Кира рассмеялась, откидывая назад тяжелую копну волос.
— Наоборот, это очень даже важно…
— Погоди, ты лучше скажи, приходил к тебе мсье Лаверзье, — зачастила Веточка, — а то мама Вера извелась совсем, что ты от нас уйдешь.
Вета ловко увела разговор в сторону. Предложение мсье Лаверзье стать личным тренером госпожи Машковой было на сегодняшний день самой больной темой. И не потому, что Кира всерьез думала над этим предложением, а потому, что богач Лаверзье бессовестно подкупал персонал больницы, чтобы лишний раз навестить больную и поговорить о перспективах взаимовыгодного сотрудничества. Год назад в Страсбурге впервые Лаверзье увидел Кирино выступление, и с тех пор он следовал повсюду за этой русской девочкой, уверенный, что только в его натренированных руках этот неотшлифованный алмаз превратится в настоящую драгоценность. Кира сопротивлялась изо всех сил, искренне считая Веру Александровну Пономареву лучшим тренером художественной гимнастики. Однако француз продолжал уговоры, а мама Вера начинала сомневаться, что ее ученица выдержит весь этот натиск комплиментов, убедительных доводов и зеленых купюр.
— Был, а как же! — всплеснула руками Кира: — Я скоро начну понимать его французский, хотя по-нашему он тоже говорит неплохо. Но иногда срывается на родной язык, видно, ругается, когда я его сильно довожу. А если честно, Ветка, он не такой уж противный, как мы думали. Просто у человека цель и он ее добивается.

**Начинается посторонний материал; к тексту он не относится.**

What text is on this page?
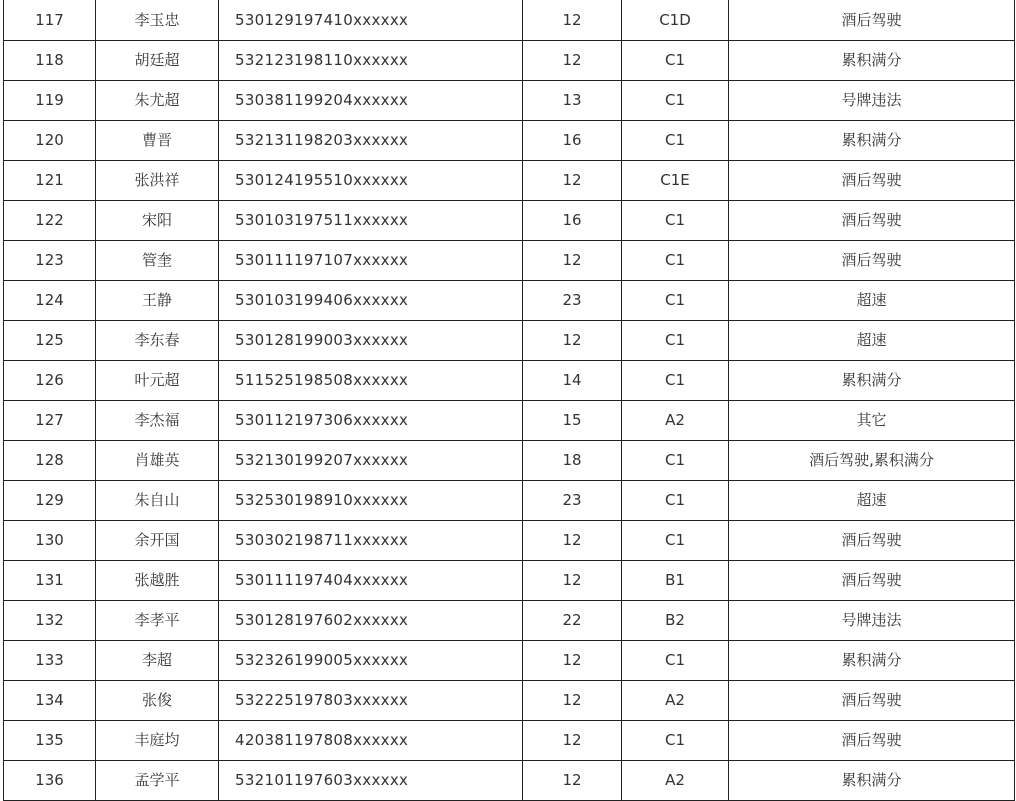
117	李玉忠	530129197410xxxxxx	12	C1D	酒后驾驶
118	胡廷超	532123198110xxxxxx	12	C1	累积满分
119	朱尤超	530381199204xxxxxx	13	C1	号牌违法
120	曹晋	532131198203xxxxxx	16	C1	累积满分
121	张洪祥	530124195510xxxxxx	12	C1E	酒后驾驶
122	宋阳	530103197511xxxxxx	16	C1	酒后驾驶
123	管奎	530111197107xxxxxx	12	C1	酒后驾驶
124	王静	530103199406xxxxxx	23	C1	超速
125	李东春	530128199003xxxxxx	12	C1	超速
126	叶元超	511525198508xxxxxx	14	C1	累积满分
127	李杰福	530112197306xxxxxx	15	A2	其它
128	肖雄英	532130199207xxxxxx	18	C1	酒后驾驶,累积满分
129	朱自山	532530198910xxxxxx	23	C1	超速
130	余开国	530302198711xxxxxx	12	C1	酒后驾驶
131	张越胜	530111197404xxxxxx	12	B1	酒后驾驶
132	李孝平	530128197602xxxxxx	22	B2	号牌违法
133	李超	532326199005xxxxxx	12	C1	累积满分
134	张俊	532225197803xxxxxx	12	A2	酒后驾驶
135	丰庭均	420381197808xxxxxx	12	C1	酒后驾驶
136	孟学平	532101197603xxxxxx	12	A2	累积满分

— Разве может быть целью живое существо? — засмеялась Веточка.
— Не знаю, — тихо ответила Кира, задумавшись.
— Ладно, я пойду. Завтра тяжелый день, начну тренироваться под собственную музыку.
— Прямо-таки под собственную? — усмехнулась Кира, выплывая из своих размышлений. — Просто выберешь сама мелодию, и все.
— Нет, не все. Я хочу придумать историю, понимаешь. Не просто композицию, не танец даже. Целую историю. И все подобрать — музыку, движения, костюм.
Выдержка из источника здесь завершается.